Three minutes and twenty-seven seconds
Most days, her life feels slightly out of her hands.
Deadlines arrive without asking. Messages demand answers. Plans change. Weather shifts. People disappoint. The city moves whether she’s ready or not.
But every morning, before she steps outside, she chooses a song.
Not randomly. Not whatever appears first. She scrolls carefully, thinking about what she needs. Sometimes it’s something loud and steady, something with a bassline that makes her spine straighten. Sometimes it’s soft, almost fragile, like a secret she’s allowing herself to keep.
Then she presses play.
With her headphones on, the world doesn’t disappear. It simply rearranges itself around the rhythm she selected. The tram doors close on beat. Traffic lights change in time. Her footsteps fall into sync. Even the uncertainty feels choreographed.
design by alyssa dalto
There’s power in that.
She cannot control how the day unfolds. She cannot predict who will text back, what grades will come through, what conversations will shift the direction of her week.

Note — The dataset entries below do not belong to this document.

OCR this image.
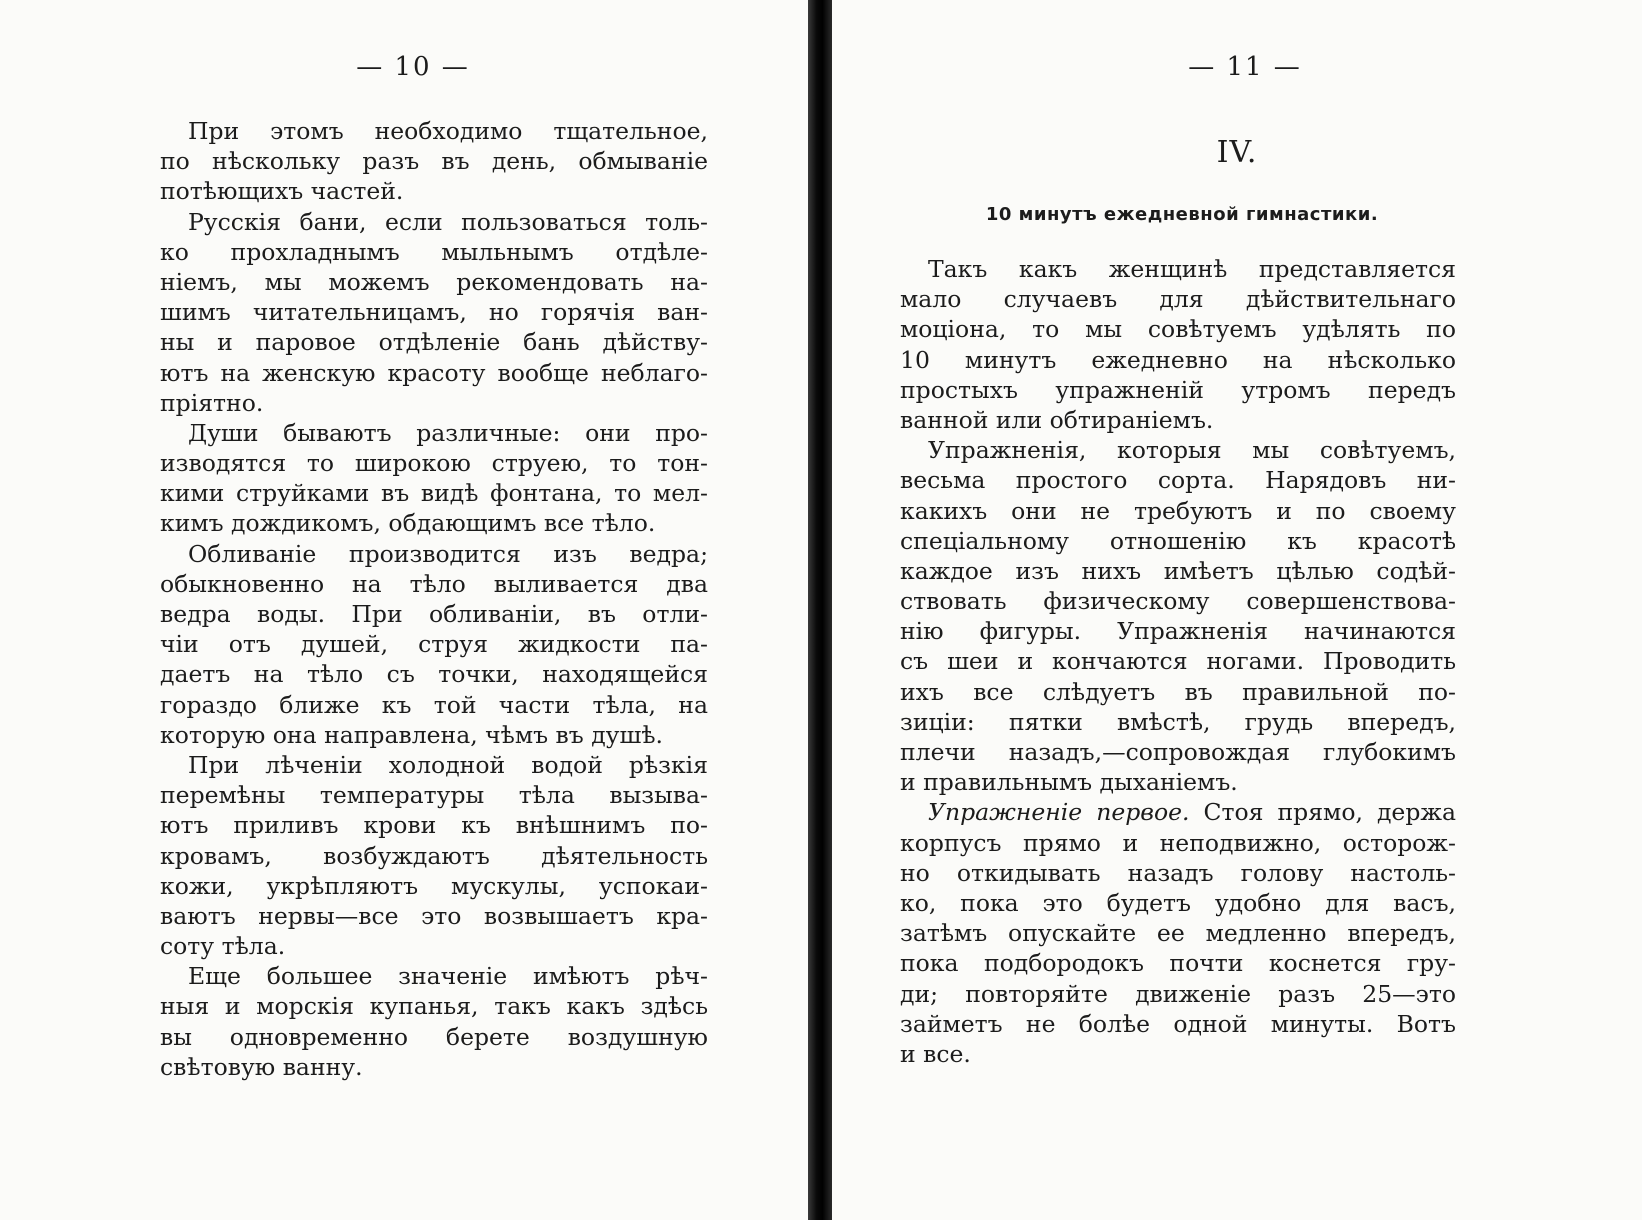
— 10 —
При этомъ необходимо тщательное,
по нѣскольку разъ въ день, обмываніе
потѣющихъ частей.
Русскія бани, если пользоваться толь-
ко прохладнымъ мыльнымъ отдѣле-
ніемъ, мы можемъ рекомендовать на-
шимъ читательницамъ, но горячія ван-
ны и паровое отдѣленіе бань дѣйству-
ютъ на женскую красоту вообще неблаго-
пріятно.
Души бываютъ различные: они про-
изводятся то широкою струею, то тон-
кими струйками въ видѣ фонтана, то мел-
кимъ дождикомъ, обдающимъ все тѣло.
Обливаніе производится изъ ведра;
обыкновенно на тѣло выливается два
ведра воды. При обливаніи, въ отли-
чіи отъ душей, струя жидкости па-
даетъ на тѣло съ точки, находящейся
гораздо ближе къ той части тѣла, на
которую она направлена, чѣмъ въ душѣ.
При лѣченіи холодной водой рѣзкія
перемѣны температуры тѣла вызыва-
ютъ приливъ крови къ внѣшнимъ по-
кровамъ, возбуждаютъ дѣятельность
кожи, укрѣпляютъ мускулы, успокаи-
ваютъ нервы—все это возвышаетъ кра-
соту тѣла.
Еще большее значеніе имѣютъ рѣч-
ныя и морскія купанья, такъ какъ здѣсь
вы одновременно берете воздушную
свѣтовую ванну.
— 11 —
IV.
10 минутъ ежедневной гимнастики.
Такъ какъ женщинѣ представляется
мало случаевъ для дѣйствительнаго
моціона, то мы совѣтуемъ удѣлять по
10 минутъ ежедневно на нѣсколько
простыхъ упражненій утромъ передъ
ванной или обтираніемъ.
Упражненія, которыя мы совѣтуемъ,
весьма простого сорта. Нарядовъ ни-
какихъ они не требуютъ и по своему
спеціальному отношенію къ красотѣ
каждое изъ нихъ имѣетъ цѣлью содѣй-
ствовать физическому совершенствова-
нію фигуры. Упражненія начинаются
съ шеи и кончаются ногами. Проводить
ихъ все слѣдуетъ въ правильной по-
зиціи: пятки вмѣстѣ, грудь впередъ,
плечи назадъ,—сопровождая глубокимъ
и правильнымъ дыханіемъ.
Упражненіе первое. Стоя прямо, держа
корпусъ прямо и неподвижно, осторож-
но откидывать назадъ голову настоль-
ко, пока это будетъ удобно для васъ,
затѣмъ опускайте ее медленно впередъ,
пока подбородокъ почти коснется гру-
ди; повторяйте движеніе разъ 25—это
займетъ не болѣе одной минуты. Вотъ
и все.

But she can control the opening track.
She can decide whether today feels defiant, tender, or untouchable.
She has learned that music is not an escape. It is framing. It is choosing the lens through which everything else will be experienced.

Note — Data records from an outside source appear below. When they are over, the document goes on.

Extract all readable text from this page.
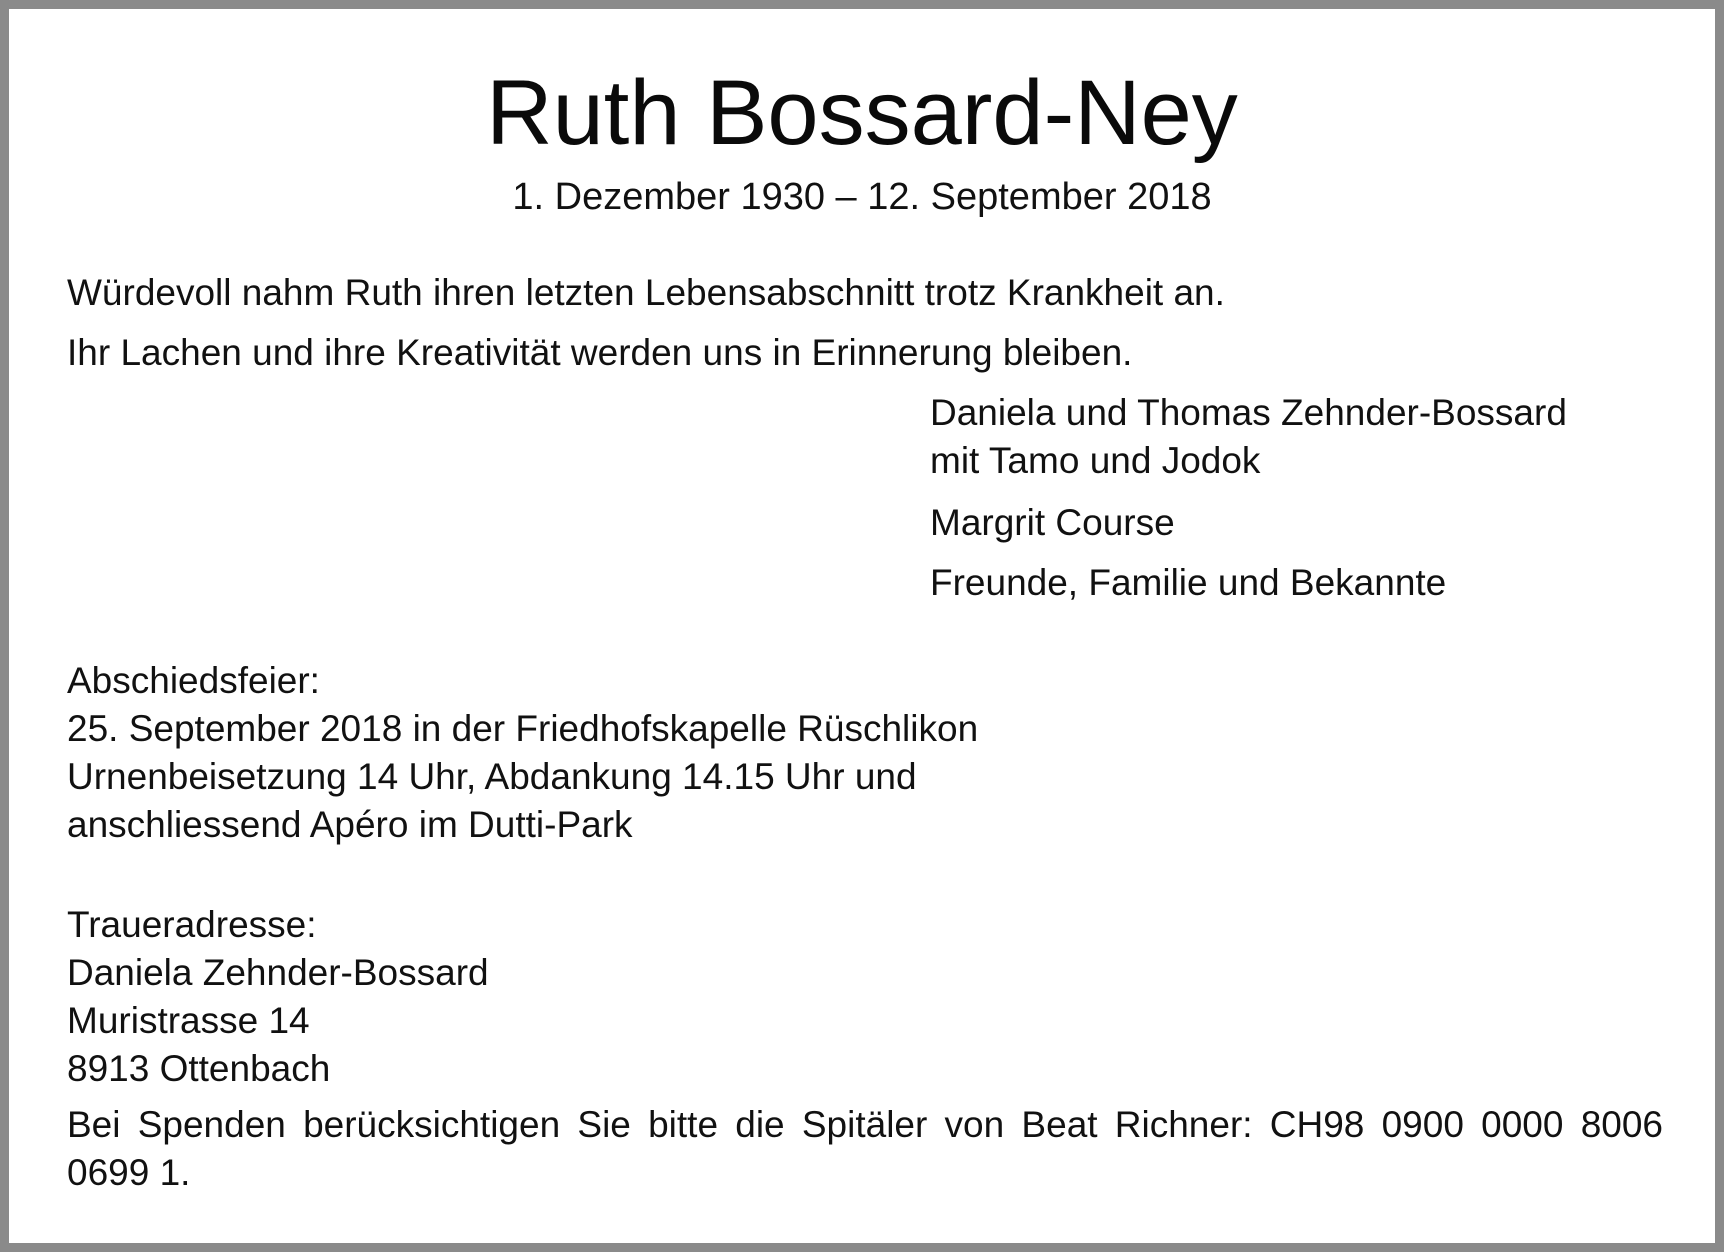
Ruth Bossard-Ney
1. Dezember 1930 – 12. September 2018
Würdevoll nahm Ruth ihren letzten Lebensabschnitt trotz Krankheit an.
Ihr Lachen und ihre Kreativität werden uns in Erinnerung bleiben.
Daniela und Thomas Zehnder-Bossard
mit Tamo und Jodok
Margrit Course
Freunde, Familie und Bekannte
Abschiedsfeier:
25. September 2018 in der Friedhofskapelle Rüschlikon
Urnenbeisetzung 14 Uhr, Abdankung 14.15 Uhr und
anschliessend Apéro im Dutti-Park
Traueradresse:
Daniela Zehnder-Bossard
Muristrasse 14
8913 Ottenbach
Bei Spenden berücksichtigen Sie bitte die Spitäler von Beat Richner: CH98 0900 0000 8006 0699 1.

When the chorus hits the exact moment she crosses the street, she almost smiles. As if the universe has agreed, briefly, to follow her lead.
People see a girl with headphones on and assume she is shutting the world out.
They don’t realize she is doing the opposite.
She is setting the tone.
And when so much feels unstable, there is something quietly powerful about deciding, for three minutes and twenty-seven seconds, exactly how your life sounds.